Colorado's forests are gorgeous any season, whether covered in deep winter snow, when the aspens turn gold or dappled by summer sunlight. But for a few weeks each year, if the summer rains fall just right, they reveal a mysterious secret.
Seemingly all of a sudden, sometime in late July or early August, millions of mushrooms start to appear, popping up along roadsides, sprouting in patches of glistening moss, or spreading across carpets of pine needles. The forest fungi are a huge part of the mountain ecosystem, helping to recycle all those leaves, twigs and branches that have sprouted anew during the growing season.
Without fungi, we'd quickly be up to our eyeballs in forest litter, but the mighty mushrooms, and their underground webs of mycelium, help convert all that debris back into good nutrients to help the forests keep growing. And, as a bonus, some of them are really good to eat, including varieties like the peppery-sweet chanterelles and porcini that are prized by chefs all over the world.

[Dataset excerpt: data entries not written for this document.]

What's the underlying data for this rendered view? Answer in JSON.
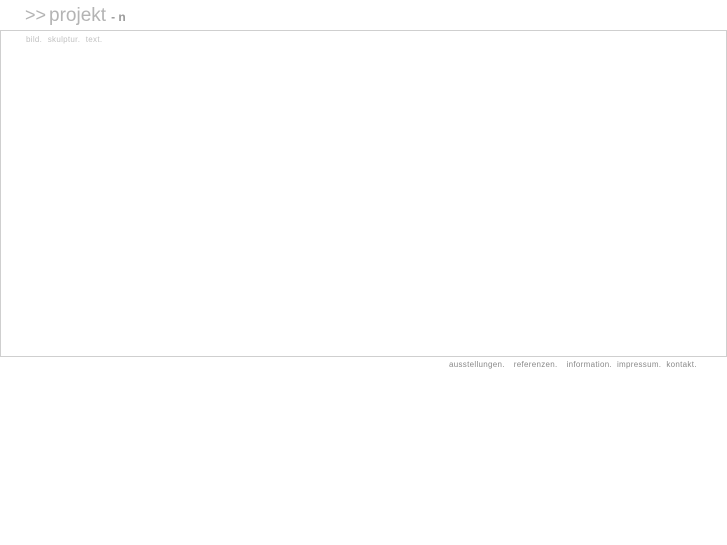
{
  "header": {
    "logo_arrows": ">>",
    "logo_word": "projekt",
    "logo_suffix": "- n"
  },
  "subnav": {
    "items": [
      "bild.",
      "skulptur.",
      "text."
    ]
  },
  "footer_nav": {
    "items": [
      "ausstellungen.",
      "referenzen.",
      "information.",
      "impressum.",
      "kontakt."
    ]
  },
  "colors": {
    "logo": "#b4b4b4",
    "frame_border": "#cfcfcf",
    "subnav_text": "#c2c2c2",
    "footer_text": "#8a8a8a"
  }
}
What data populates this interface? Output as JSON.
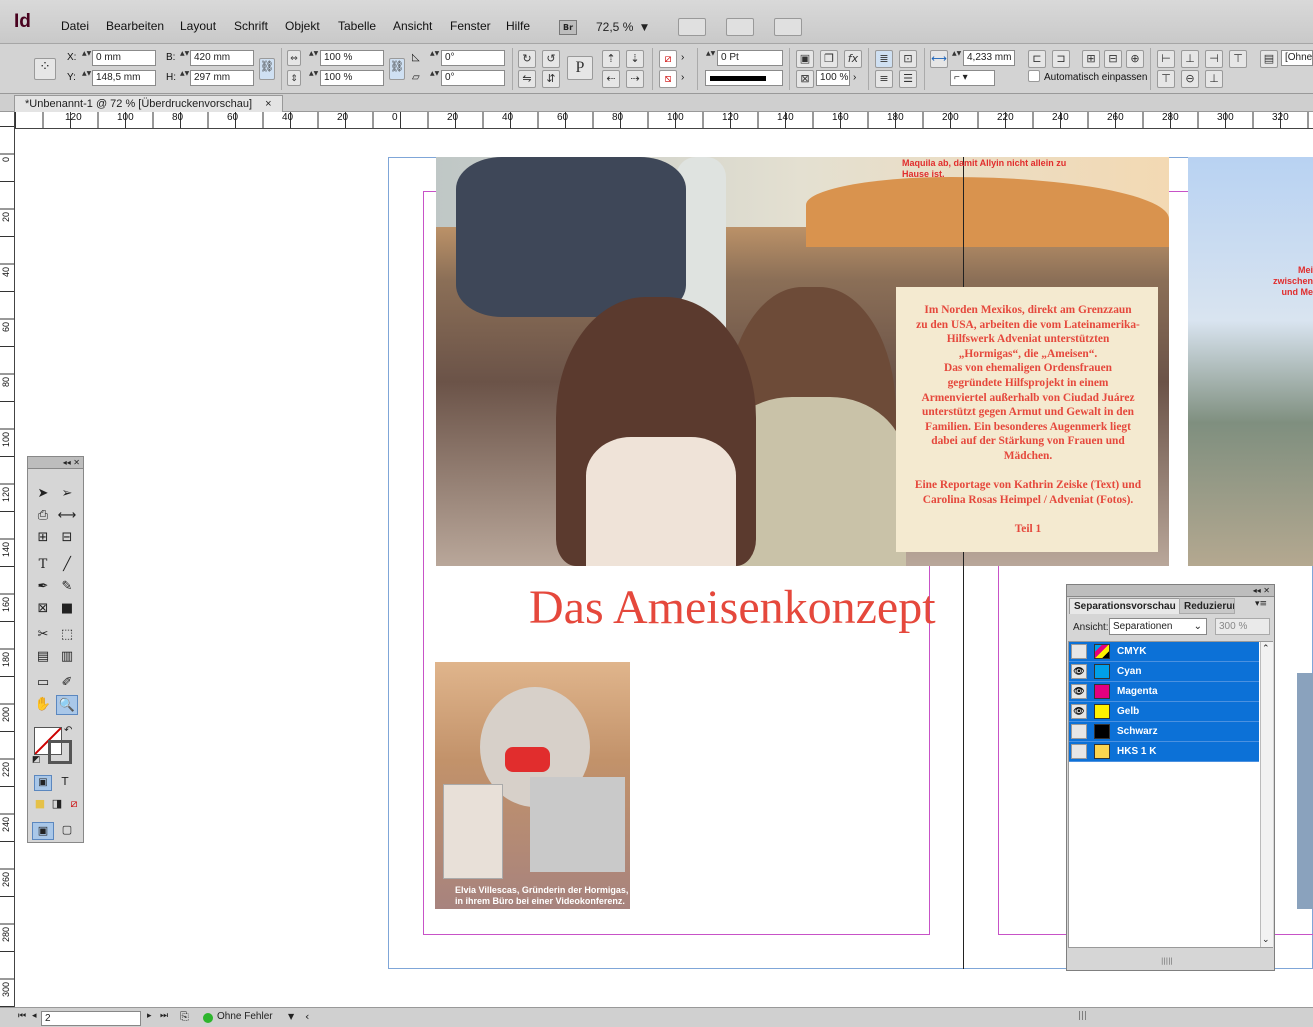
{
  "app": {
    "logo": "Id"
  },
  "menu": [
    "Datei",
    "Bearbeiten",
    "Layout",
    "Schrift",
    "Objekt",
    "Tabelle",
    "Ansicht",
    "Fenster",
    "Hilfe"
  ],
  "appbar": {
    "bridge_label": "Br",
    "zoom": "72,5 %"
  },
  "control": {
    "x_label": "X:",
    "x_value": "0 mm",
    "y_label": "Y:",
    "y_value": "148,5 mm",
    "w_label": "B:",
    "w_value": "420 mm",
    "h_label": "H:",
    "h_value": "297 mm",
    "scale_x": "100 %",
    "scale_y": "100 %",
    "rotate": "0°",
    "shear": "0°",
    "stroke_weight": "0 Pt",
    "opacity": "100 %",
    "gap": "4,233 mm",
    "autofit": "Automatisch einpassen",
    "style": "[Ohne]"
  },
  "doc_tab": {
    "title": "*Unbenannt-1 @ 72 % [Überdruckenvorschau]",
    "close": "×"
  },
  "ruler_h": [
    "120",
    "100",
    "80",
    "60",
    "40",
    "20",
    "0",
    "20",
    "40",
    "60",
    "80",
    "100",
    "120",
    "140",
    "160",
    "180",
    "200",
    "220",
    "240",
    "260",
    "280",
    "300",
    "320"
  ],
  "ruler_v": [
    "0",
    "20",
    "40",
    "60",
    "80",
    "100",
    "120",
    "140",
    "160",
    "180",
    "200",
    "220",
    "240",
    "260",
    "280",
    "300"
  ],
  "layout": {
    "caption_top": "Maquila ab, damit Allyin nicht allein zu Hause ist.",
    "body": "Im Norden Mexikos, direkt am Grenzzaun\nzu den USA, arbeiten die vom Lateinamerika-\nHilfswerk Adveniat unterstützten\n„Hormigas“, die „Ameisen“.\nDas von ehemaligen Ordensfrauen\ngegründete Hilfsprojekt in einem\nArmenviertel außerhalb von Ciudad Juárez\nunterstützt gegen Armut und Gewalt in den\nFamilien.  Ein besonderes Augenmerk liegt\ndabei auf der Stärkung von Frauen und\nMädchen.\n\nEine Reportage von Kathrin Zeiske (Text) und\nCarolina Rosas Heimpel / Adveniat (Fotos).\n\nTeil 1",
    "headline": "Das Ameisenkonzept",
    "photo_caption": "Elvia Villescas, Gründerin der Hormigas, in ihrem Büro bei einer Videokonferenz.",
    "right_text": "Mei\nzwischen\nund Me"
  },
  "sep_panel": {
    "tab1": "Separationsvorschau",
    "tab2": "Reduzierungsvorschau",
    "ansicht_label": "Ansicht:",
    "ansicht_value": "Separationen",
    "zoom": "300 %",
    "rows": [
      {
        "name": "CMYK",
        "visible": false,
        "color": "#000000"
      },
      {
        "name": "Cyan",
        "visible": true,
        "color": "#00a0e9"
      },
      {
        "name": "Magenta",
        "visible": true,
        "color": "#e4007f"
      },
      {
        "name": "Gelb",
        "visible": true,
        "color": "#fff100"
      },
      {
        "name": "Schwarz",
        "visible": false,
        "color": "#000000"
      },
      {
        "name": "HKS 1 K",
        "visible": false,
        "color": "#fcd54f"
      }
    ]
  },
  "status": {
    "page": "2",
    "errors": "Ohne Fehler"
  }
}
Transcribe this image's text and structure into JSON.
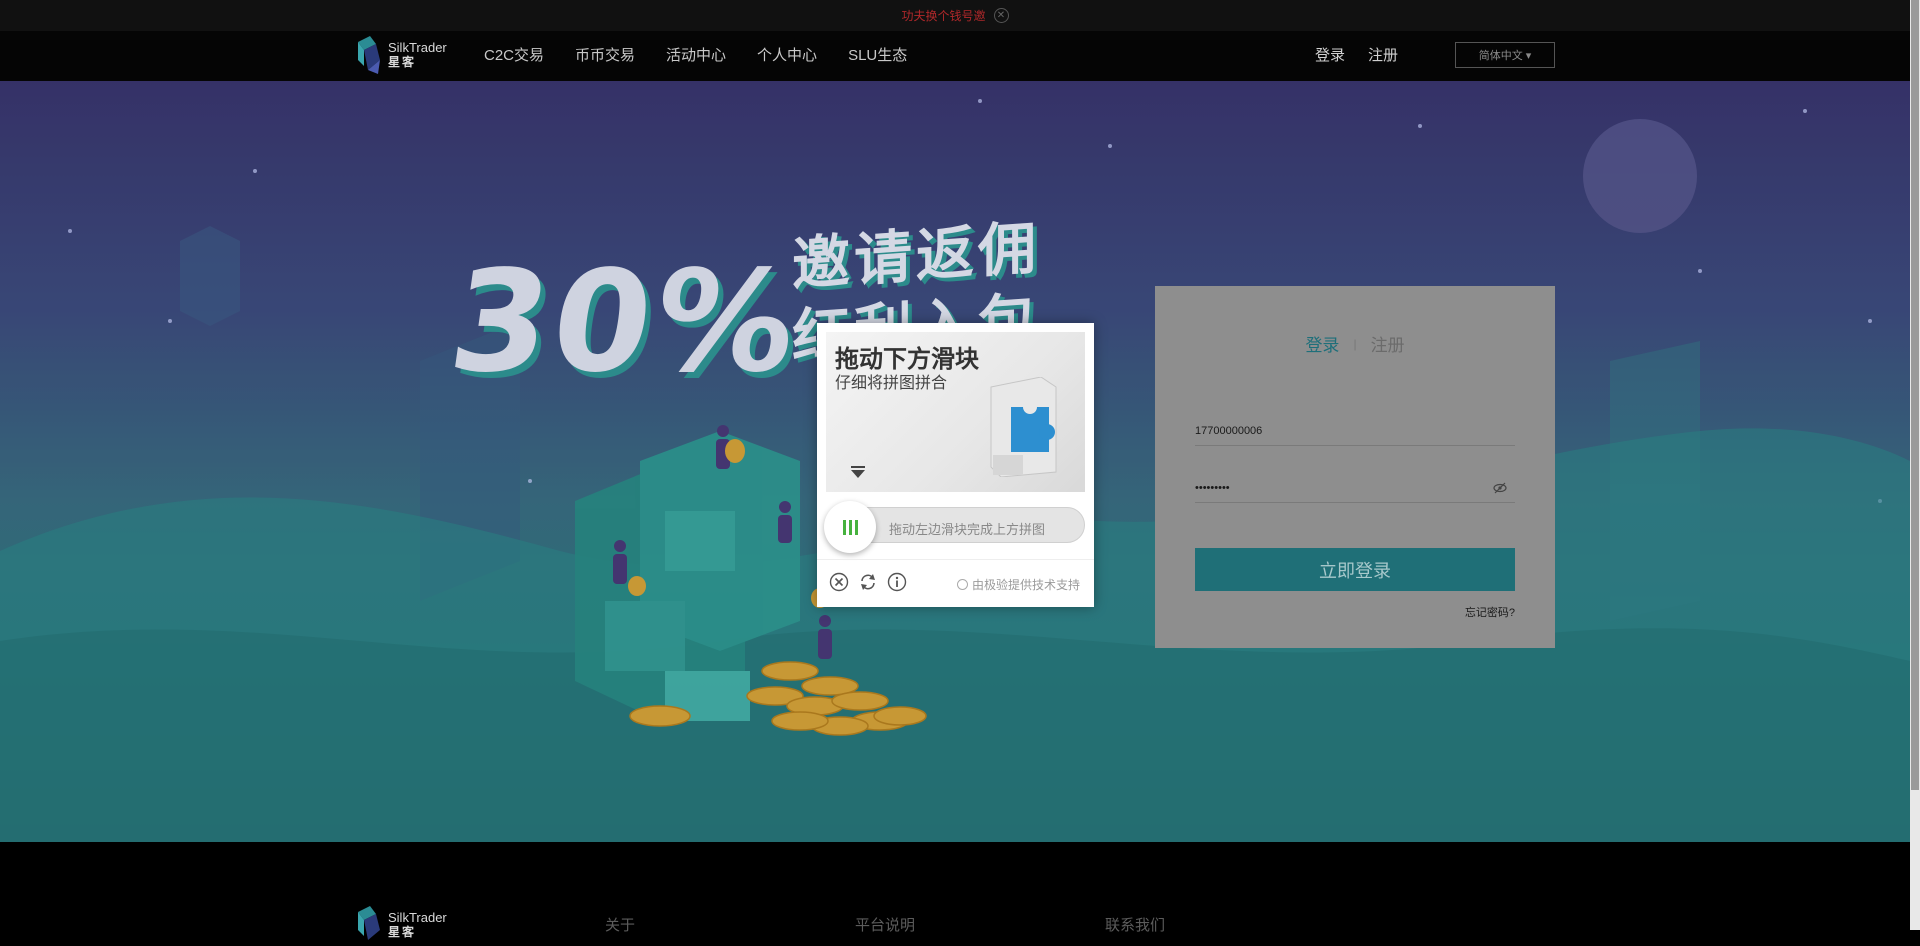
{
  "notice_bar": {
    "text": "功夫换个钱号邀"
  },
  "header": {
    "logo": {
      "en": "SilkTrader",
      "cn": "星客"
    },
    "nav": [
      "C2C交易",
      "币币交易",
      "活动中心",
      "个人中心",
      "SLU生态"
    ],
    "login_link": "登录",
    "register_link": "注册",
    "language": "简体中文 ▾"
  },
  "promo": {
    "percent": "30%",
    "line1": "邀请返佣",
    "line2": "红利入包"
  },
  "login_form": {
    "tab_login": "登录",
    "tab_separator": "|",
    "tab_register": "注册",
    "phone_value": "17700000006",
    "password_value": "•••••••••",
    "submit_label": "立即登录",
    "forgot_label": "忘记密码?"
  },
  "captcha": {
    "title": "拖动下方滑块",
    "subtitle": "仔细将拼图拼合",
    "slider_hint": "拖动左边滑块完成上方拼图",
    "powered_by": "由极验提供技术支持"
  },
  "footer": {
    "logo": {
      "en": "SilkTrader",
      "cn": "星客"
    },
    "columns": [
      "关于",
      "平台说明",
      "联系我们"
    ]
  },
  "colors": {
    "accent": "#1f6f77",
    "slider_grip": "#46b23e",
    "notice": "#b0282a"
  }
}
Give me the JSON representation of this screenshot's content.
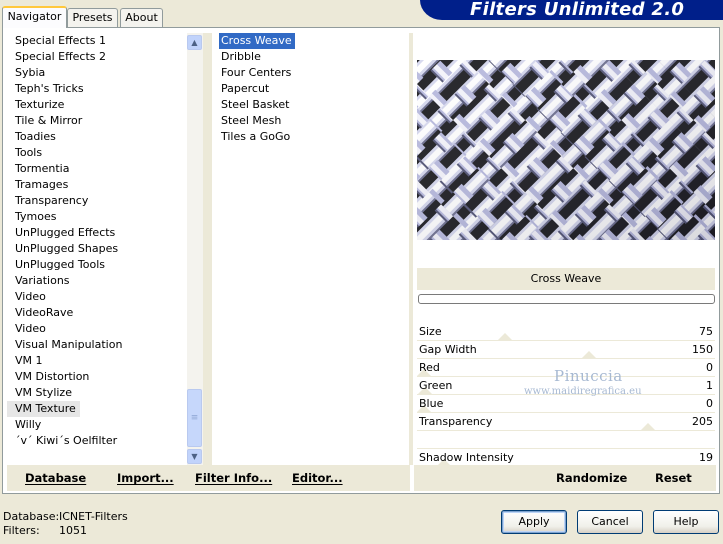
{
  "tabs": [
    "Navigator",
    "Presets",
    "About"
  ],
  "app_title": "Filters Unlimited 2.0",
  "categories": [
    "Special Effects 1",
    "Special Effects 2",
    "Sybia",
    "Teph's Tricks",
    "Texturize",
    "Tile & Mirror",
    "Toadies",
    "Tools",
    "Tormentia",
    "Tramages",
    "Transparency",
    "Tymoes",
    "UnPlugged Effects",
    "UnPlugged Shapes",
    "UnPlugged Tools",
    "Variations",
    "Video",
    "VideoRave",
    "Video",
    "Visual Manipulation",
    "VM 1",
    "VM Distortion",
    "VM Stylize",
    "VM Texture",
    "Willy",
    "´v´ Kiwi´s Oelfilter"
  ],
  "selected_category": "VM Texture",
  "filters": [
    "Cross Weave",
    "Dribble",
    "Four Centers",
    "Papercut",
    "Steel Basket",
    "Steel Mesh",
    "Tiles a GoGo"
  ],
  "selected_filter": "Cross Weave",
  "preview": {
    "filter_name": "Cross Weave",
    "progress": 0
  },
  "params": [
    {
      "name": "Size",
      "value": "75",
      "level": 0.29
    },
    {
      "name": "Gap Width",
      "value": "150",
      "level": 0.59
    },
    {
      "name": "Red",
      "value": "0",
      "level": 0
    },
    {
      "name": "Green",
      "value": "1",
      "level": 0.004
    },
    {
      "name": "Blue",
      "value": "0",
      "level": 0
    },
    {
      "name": "Transparency",
      "value": "205",
      "level": 0.8
    },
    {
      "name": "Shadow Intensity",
      "value": "19",
      "level": 0.07
    }
  ],
  "watermark": {
    "name": "Pinuccia",
    "site": "www.maidiregrafica.eu"
  },
  "bottom_left_buttons": [
    "Database",
    "Import...",
    "Filter Info...",
    "Editor..."
  ],
  "bottom_right_buttons": [
    "Randomize",
    "Reset"
  ],
  "status": {
    "database_label": "Database:",
    "database_value": "ICNET-Filters",
    "filters_label": "Filters:",
    "filters_value": "1051"
  },
  "dialog_buttons": {
    "apply": "Apply",
    "cancel": "Cancel",
    "help": "Help"
  },
  "colors": {
    "banner": "#001f8a",
    "selection": "#316ac5",
    "panel_bg": "#ece9d8"
  }
}
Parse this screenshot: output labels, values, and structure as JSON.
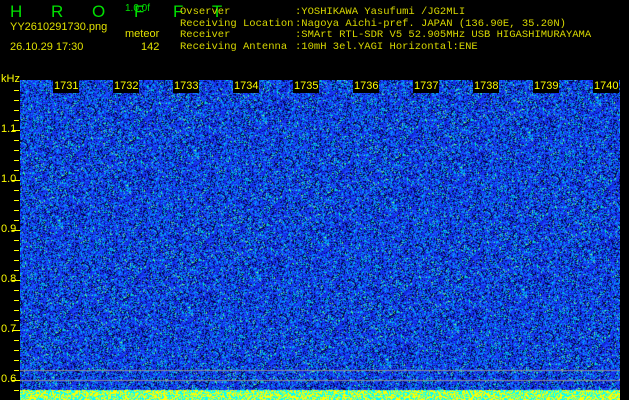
{
  "app": {
    "title": "H R O F F T",
    "version": "1.0.0f"
  },
  "file": {
    "name": "YY2610291730.png",
    "datetime": "26.10.29 17:30"
  },
  "meteor": {
    "label": "meteor",
    "count": "142"
  },
  "info": {
    "labels": [
      "Ovserver",
      "Receiving Location",
      "Receiver",
      "Receiving Antenna"
    ],
    "values": [
      ":YOSHIKAWA Yasufumi /JG2MLI",
      ":Nagoya Aichi-pref. JAPAN (136.90E, 35.20N)",
      ":SMArt RTL-SDR V5 52.905MHz USB HIGASHIMURAYAMA",
      ":10mH 3el.YAGI Horizontal:ENE"
    ]
  },
  "axis": {
    "unit": "kHz",
    "y_ticks": [
      "1.1",
      "1.0",
      "0.9",
      "0.8",
      "0.7",
      "0.6"
    ],
    "y_range": [
      0.56,
      1.2
    ]
  },
  "minutes": [
    "1731",
    "1732",
    "1733",
    "1734",
    "1735",
    "1736",
    "1737",
    "1738",
    "1739",
    "1740"
  ],
  "colors": {
    "text": "#e0e000",
    "title": "#00e000",
    "noise": "#1a3cff",
    "bar_cyan": "#00ffff",
    "bar_yellow": "#ffff00"
  }
}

Getting to know Colorado mushrooms requires a little help, and luckily, there are plenty of resources, starting with the Colorado Mycological Society, which holds mushroom forays on many summer weekends, when you can learn from experts. Of note, the group will hold its annual mushroom fair this year on Sept. 6 at the Denver Botanic Gardens. Mushroom collectors bring specimens from every corner of the state, and experts help identify those finds.
Another great chance to learn about mountain mushrooms is at the 19th annual King Bolete Festival in Buena Vista. This year's Buena Vista event is set for Aug. 29-30 and features a short classroom session with a basic introduction to mycology, along with afternoon forest forays to find edible species and an evening feast, with some of the tastiest mushroom-based meals you've ever had.
Also, remember that, if you're picking mushrooms on national forest lands, you need to have a permit from the U.S. Forest Service. The permit is free, but helps the agency track how many people are out collecting, which is important information for resource managers trying to make sure our forests stay healthy.
Wild mushrooms grow all around Copper Mountain, even right on the ski slopes, and some enthusiasts have reported finding porcini while riding up the chairlift. Look around the base of tall spruce and fir trees for the shiny, chestnut brown caps!